Hernandez was sent to the Topeka Correctional Facility in August 2003, and she has been out for about nine months. Technology and the internet came a long way during the two decades she was incarcerated. Many internet terms became ubiquitous, but she missed all of the innovation.

“I didn’t even know what a link was,” Hernandez said in an interview.

The world around her changed so much it was harder for her to get a job. In the early 2000s, you could walk into a business with a resume in hand and ask for an interview. In 2023, that process has generally moved entirely online.

“When I first got out and I had my first break down, I said, ‘Why can’t I just go into this place and fill out an application?’” she said. “They said, ‘Oh, things aren’t like that anymore.’ I was not told that.”

Researchers at the University of Kansas are trying to bridge that divide. The National Science Foundation gave KU a three-year, $1.6 million grant to help women transitioning out of incarceration learn about technology.

The program aims to help former inmates by offering resume building, Google and Microsoft Office classes. But it also includes more advanced courses on coding and cybersecurity that could help women get stable jobs in tech.

Hyunjin Seo is helping lead the program. She’s an Oscar Stauffer professor and associate dean for research and faculty development in the William Allen White School of Journalism and Mass Communications at KU.

“We want them to be able to transition into society. The society that is increasingly dependent on digital technologies,” she said. “At the core of our project is supporting women’s employment.”

Stable employment makes someone less likely to commit new crimes and land back in jail or prison once released.

Seo said this isn’t the first time KU won grant money to run this project, but the new influx of cash will expand the program. The training will now reach women in the final months of their sentence and not just people who are already released.
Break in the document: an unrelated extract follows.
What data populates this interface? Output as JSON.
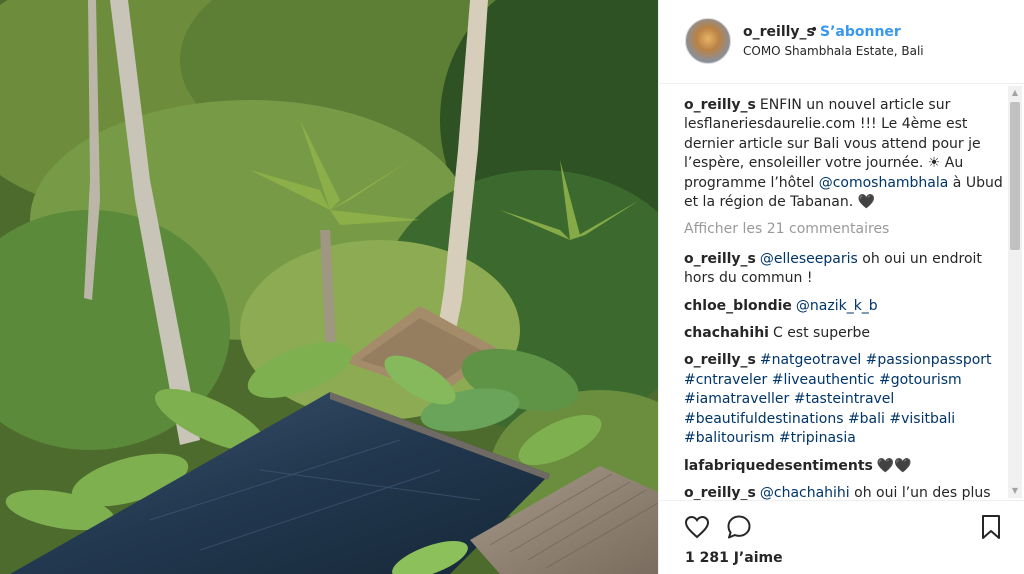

In the next three years, KU hopes to train around 600 women.

The program is offered in jails and prisons in both Kansas and Missouri. So far, correctional facilities in Shawnee, Wyandotte, Johnson and Douglas County have agreements for programing.

Participants go through a hybrid education model, with some courses offered online and in-person at public libraries. The courses are broken down into multiple phases and students get a certification of completion from the KU Center for Digital Inclusion once they complete a phase.

Seo said that’s beneficial because some participants have little to put on their resume. This program will do more than just teach former inmates how to use computers, she said, it gives them marketable job skills to put on a resume.